Every credit card offer that lands in your mailbox or loads on your screen carries a table the issuer did not include voluntarily. Federal law requires it: a standardized grid listing the card’s interest rates and fees in a fixed format, in readable type, with the most important number displayed larger than the rest. It is called the Schumer box, named for Chuck Schumer of New York, who championed the requirement as a House member behind the 1988 law that created it.
The box exists because card pricing used to hide in paragraphs of legalese that no two issuers wrote the same way. The standardized table made cards comparable at a glance, the way nutrition labels made cereal comparable. If you read only one thing before applying for a card, read this table.
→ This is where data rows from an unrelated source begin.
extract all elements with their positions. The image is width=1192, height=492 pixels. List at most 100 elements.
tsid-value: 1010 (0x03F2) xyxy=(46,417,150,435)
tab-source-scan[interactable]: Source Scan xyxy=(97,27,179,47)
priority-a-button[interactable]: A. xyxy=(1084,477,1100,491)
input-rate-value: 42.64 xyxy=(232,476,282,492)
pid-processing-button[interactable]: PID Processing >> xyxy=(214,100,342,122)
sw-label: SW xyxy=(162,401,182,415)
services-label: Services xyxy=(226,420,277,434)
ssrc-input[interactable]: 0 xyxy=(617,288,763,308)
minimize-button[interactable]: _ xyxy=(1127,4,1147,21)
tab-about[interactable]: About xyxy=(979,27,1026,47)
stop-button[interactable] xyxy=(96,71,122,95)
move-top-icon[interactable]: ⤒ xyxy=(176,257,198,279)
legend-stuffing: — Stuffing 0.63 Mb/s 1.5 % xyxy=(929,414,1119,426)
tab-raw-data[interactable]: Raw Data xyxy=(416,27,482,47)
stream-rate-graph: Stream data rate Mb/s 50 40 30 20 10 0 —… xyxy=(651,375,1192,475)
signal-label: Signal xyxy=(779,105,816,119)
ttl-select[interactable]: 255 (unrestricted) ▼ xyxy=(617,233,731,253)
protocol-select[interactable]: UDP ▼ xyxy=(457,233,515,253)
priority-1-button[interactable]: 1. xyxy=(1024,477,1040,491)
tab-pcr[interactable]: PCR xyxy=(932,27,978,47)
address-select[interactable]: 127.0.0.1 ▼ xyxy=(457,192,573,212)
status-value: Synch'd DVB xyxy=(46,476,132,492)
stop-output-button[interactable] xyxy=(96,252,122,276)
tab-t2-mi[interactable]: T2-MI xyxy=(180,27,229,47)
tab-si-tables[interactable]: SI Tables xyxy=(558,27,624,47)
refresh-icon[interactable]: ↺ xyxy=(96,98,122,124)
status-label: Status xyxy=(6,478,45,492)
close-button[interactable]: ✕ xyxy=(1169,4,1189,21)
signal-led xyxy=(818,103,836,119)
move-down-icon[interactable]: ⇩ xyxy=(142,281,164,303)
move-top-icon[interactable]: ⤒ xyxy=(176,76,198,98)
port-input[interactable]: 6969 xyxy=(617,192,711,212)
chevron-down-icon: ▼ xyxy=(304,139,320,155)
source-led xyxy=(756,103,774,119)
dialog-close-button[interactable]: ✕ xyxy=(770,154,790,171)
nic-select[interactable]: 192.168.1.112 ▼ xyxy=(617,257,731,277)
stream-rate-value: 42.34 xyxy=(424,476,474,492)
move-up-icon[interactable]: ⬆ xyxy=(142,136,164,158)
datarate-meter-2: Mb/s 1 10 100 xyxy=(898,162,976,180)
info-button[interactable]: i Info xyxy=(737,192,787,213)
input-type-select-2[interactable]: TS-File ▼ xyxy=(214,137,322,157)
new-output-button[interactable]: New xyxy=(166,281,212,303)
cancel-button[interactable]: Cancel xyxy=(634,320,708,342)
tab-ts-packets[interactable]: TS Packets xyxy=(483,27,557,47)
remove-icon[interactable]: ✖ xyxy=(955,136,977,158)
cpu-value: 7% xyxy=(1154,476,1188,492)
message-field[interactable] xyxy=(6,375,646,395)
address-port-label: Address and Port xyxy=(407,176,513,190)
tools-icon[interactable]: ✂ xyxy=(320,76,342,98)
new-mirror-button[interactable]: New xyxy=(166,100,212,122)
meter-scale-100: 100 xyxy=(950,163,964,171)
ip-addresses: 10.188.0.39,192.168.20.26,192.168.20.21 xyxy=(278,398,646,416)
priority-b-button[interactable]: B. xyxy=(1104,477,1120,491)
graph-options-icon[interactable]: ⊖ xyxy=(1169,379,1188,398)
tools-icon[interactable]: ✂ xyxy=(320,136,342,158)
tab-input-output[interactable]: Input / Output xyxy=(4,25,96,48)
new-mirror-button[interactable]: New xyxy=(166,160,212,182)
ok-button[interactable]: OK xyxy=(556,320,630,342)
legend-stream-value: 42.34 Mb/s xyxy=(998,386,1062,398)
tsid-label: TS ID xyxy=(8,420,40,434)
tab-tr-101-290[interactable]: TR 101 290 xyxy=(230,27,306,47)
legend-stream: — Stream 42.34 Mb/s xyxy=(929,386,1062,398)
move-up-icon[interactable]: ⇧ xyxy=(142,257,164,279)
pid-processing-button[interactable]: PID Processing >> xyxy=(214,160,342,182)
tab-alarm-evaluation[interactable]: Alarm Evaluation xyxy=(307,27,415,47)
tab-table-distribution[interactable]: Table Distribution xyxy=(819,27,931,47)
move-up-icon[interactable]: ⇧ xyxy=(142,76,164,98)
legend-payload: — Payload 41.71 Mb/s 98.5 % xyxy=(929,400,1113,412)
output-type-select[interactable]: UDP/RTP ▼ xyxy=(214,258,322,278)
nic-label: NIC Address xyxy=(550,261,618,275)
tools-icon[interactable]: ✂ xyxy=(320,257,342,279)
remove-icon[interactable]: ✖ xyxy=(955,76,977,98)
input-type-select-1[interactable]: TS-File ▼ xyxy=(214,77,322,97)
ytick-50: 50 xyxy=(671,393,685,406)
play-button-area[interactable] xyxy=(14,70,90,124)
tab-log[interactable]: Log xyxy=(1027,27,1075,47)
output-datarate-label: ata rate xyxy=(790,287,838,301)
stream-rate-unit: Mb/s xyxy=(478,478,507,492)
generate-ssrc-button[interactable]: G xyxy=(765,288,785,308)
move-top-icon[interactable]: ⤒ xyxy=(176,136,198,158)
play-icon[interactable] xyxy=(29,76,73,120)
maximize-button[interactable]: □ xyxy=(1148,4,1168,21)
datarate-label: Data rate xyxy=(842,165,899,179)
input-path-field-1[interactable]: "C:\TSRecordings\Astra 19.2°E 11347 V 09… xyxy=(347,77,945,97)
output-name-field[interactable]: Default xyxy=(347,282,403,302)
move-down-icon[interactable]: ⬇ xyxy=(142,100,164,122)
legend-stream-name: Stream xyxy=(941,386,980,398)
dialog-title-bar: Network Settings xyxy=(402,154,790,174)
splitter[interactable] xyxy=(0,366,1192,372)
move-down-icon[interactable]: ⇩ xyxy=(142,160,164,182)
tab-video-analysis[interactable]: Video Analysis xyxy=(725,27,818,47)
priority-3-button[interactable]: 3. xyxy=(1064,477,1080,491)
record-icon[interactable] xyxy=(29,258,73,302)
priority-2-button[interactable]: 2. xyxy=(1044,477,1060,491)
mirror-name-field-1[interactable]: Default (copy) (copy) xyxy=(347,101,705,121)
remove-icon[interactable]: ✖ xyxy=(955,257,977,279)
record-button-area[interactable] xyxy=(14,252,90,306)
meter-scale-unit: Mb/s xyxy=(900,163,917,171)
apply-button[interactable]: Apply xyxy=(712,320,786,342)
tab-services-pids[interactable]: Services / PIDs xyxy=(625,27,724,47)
Here is what each line is telling you.
The APR lines: purchases, transfers, cash advances
The first and most prominent entry is the annual percentage rate for purchases. Most cards today list a range, something like a spread of ten points or more, with your actual rate set by your creditworthiness after you apply. Assume the higher end if your credit is thin. Most card APRs are also variable, tied to the prime rate, so they move when the Federal Reserve moves.
Below the purchase APR come separate rates for balance transfers and cash advances. Cash advance APRs run higher than purchase rates, and interest on advances typically starts immediately, with no grace period. If an introductory 0 percent rate is offered, the box must state it along with exactly when it expires and what rate applies afterward. The disclosure requirements come from the Truth in Lending Act’s Regulation Z, maintained by the Consumer Financial Protection Bureau.
The penalty APR: the rate they hope you never meet
Watch for the penalty APR line. This is the rate the issuer may impose if you pay late, often dramatically higher than the regular rate, along with the conditions that trigger it and how long it can last. Under the CARD Act, a penalty rate generally cannot be applied to your existing balance unless you fall at least 60 days behind, but it can apply to new purchases sooner. This single line is a good reminder of why autopay for at least the minimum payment is cheap insurance.
The fee lines: annual, transaction, and penalty fees
The lower half of the box lists fees. The annual fee, if any, is the headline, but the transaction fees deserve equal attention: balance transfer fees, cash advance fees, and foreign transaction fees, each usually expressed as a percentage with a minimum dollar amount. Then come penalty fees for late payments and returned payments, which federal rules cap and require to be disclosed here.
Reading fee lines against your own habits is where the box earns its keep. A card with no annual fee but a foreign transaction fee is a poor travel companion. A generous rewards card with a large annual fee only pays for itself if your real spending clears the break-even. The CFPB’s credit card resources include guidance on comparing offers beyond the marketing page.
The grace period: the line that decides if you ever pay interest
The box also tells you how the issuer computes interest and whether there is a grace period on purchases: the window between the statement date and the due date during which paying in full means paying no interest at all. Federal rules require at least 21 days between when a statement is mailed and when the payment is due. The critical fine print: on most cards, the grace period only exists if you paid the previous balance in full. Carry a balance one month and new purchases typically start accruing interest from day one.
If you pay in full every month, the grace period makes your purchase APR almost irrelevant. If you carry a balance even occasionally, the APR line becomes the most expensive number in the box. Knowing which type of user you honestly are tells you which lines matter most.
Where to find the box, and how to use it
Issuers must provide the table with applications and solicitations, and you will find it on the offer’s terms page online, sometimes labeled “rates and fees” or “pricing and terms.” Pull up that page for any card you are considering and put two or three offers side by side; because the format is standardized, the comparison takes minutes. For a plainer-English second opinion on any term you do not recognize, the national bank regulator’s consumer site, HelpWithMyBank.gov, answers common credit card questions.
One caution: the Schumer box is a summary, not the whole contract. Reward program rules, arbitration clauses, and how payments are applied live in the full cardmember agreement. But the box contains every number that determines what the card costs, which is what most of us actually need to know. Nearly four decades after Congress forced card pricing into one honest table, the biggest surprise is how few people look at it. The issuer is required to hand you the answers. Take them.